Despite the rhetoric among Chicago Fire fans that the club’s ownership hasn’t spent big money on the team, the Fire seemed to show some muscle on this hire. Paunovic was a good coaching prospect on the rise after guiding Serbia to a U-20 World Cup title in June. He had suitors. This means the Fire had to offer both a significant salary to Paunovic and show to him that the club had the resources available to win.

Guillermo Rivera’s coverage of the Nelson Rodriguez press conference about Paunovic’s hiring had this Rodriguez quote:

He was given a lot at Serbia, but perhaps not even as much as he’ll be given here. We spare no resources. We are fortunate enough to have an ownership group that has put no barriers and limitations to what we can do and what we need to do. I suspect he’ll even become better with more resources, although we still want him to become adaptable and not lose that skillset.

Perhaps this is Rodriguez trying to push back against the narrative that the club has been cheap in recent years. Maybe it’s true though.

The Fire did go after Jermaine Jones and Didier Drogba the past two summers, only to have the league work against them in those moves (although it’s hard to fault Drogba for wanting to play in Montreal where his native French is the first language). If Jones or Drogba are playing in Chicago, the narrative probably goes away with one swipe of a pen to a contract.

However, it didn’t happen that way and the team has suffered through two dismal seasons after a few more mediocre years. The on the field product has been the real problem, but maybe the resources that go into that product aren’t as dire as some think.

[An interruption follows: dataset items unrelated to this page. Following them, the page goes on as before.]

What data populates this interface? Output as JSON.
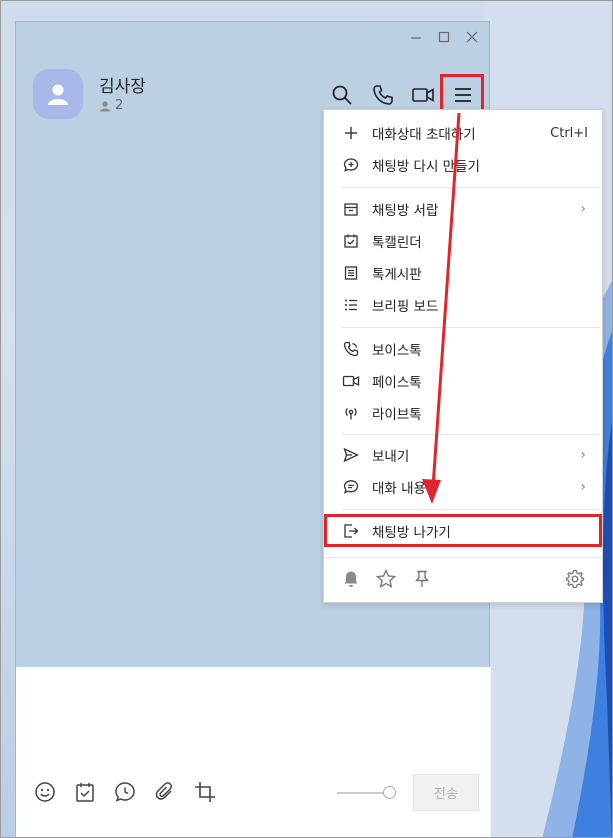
{
  "chat": {
    "title": "김사장",
    "member_count": "2"
  },
  "menu": {
    "items": [
      {
        "label": "대화상대 초대하기",
        "shortcut": "Ctrl+I"
      },
      {
        "label": "채팅방 다시 만들기"
      },
      {
        "label": "채팅방 서랍",
        "has_submenu": true
      },
      {
        "label": "톡캘린더"
      },
      {
        "label": "톡게시판"
      },
      {
        "label": "브리핑 보드"
      },
      {
        "label": "보이스톡"
      },
      {
        "label": "페이스톡"
      },
      {
        "label": "라이브톡"
      },
      {
        "label": "보내기",
        "has_submenu": true
      },
      {
        "label": "대화 내용",
        "has_submenu": true
      },
      {
        "label": "채팅방 나가기"
      }
    ],
    "submenu_chevron": "›"
  },
  "compose": {
    "send_label": "전송"
  },
  "colors": {
    "highlight": "#e0262b",
    "window_bg": "#bcd0e3",
    "avatar_bg": "#a7b9e8"
  }
}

At every opportunity the club insists it has resources to compete in the upper echelon of MLS spending. However, actions speak louder than words and until a big move is made, the narrative of the Fire being cheap won’t go away.

Paunovic’s hire might be the first step in turning that around. After all, there aren’t many coaches out there who can say they’ve won a World Cup, even at a youth level.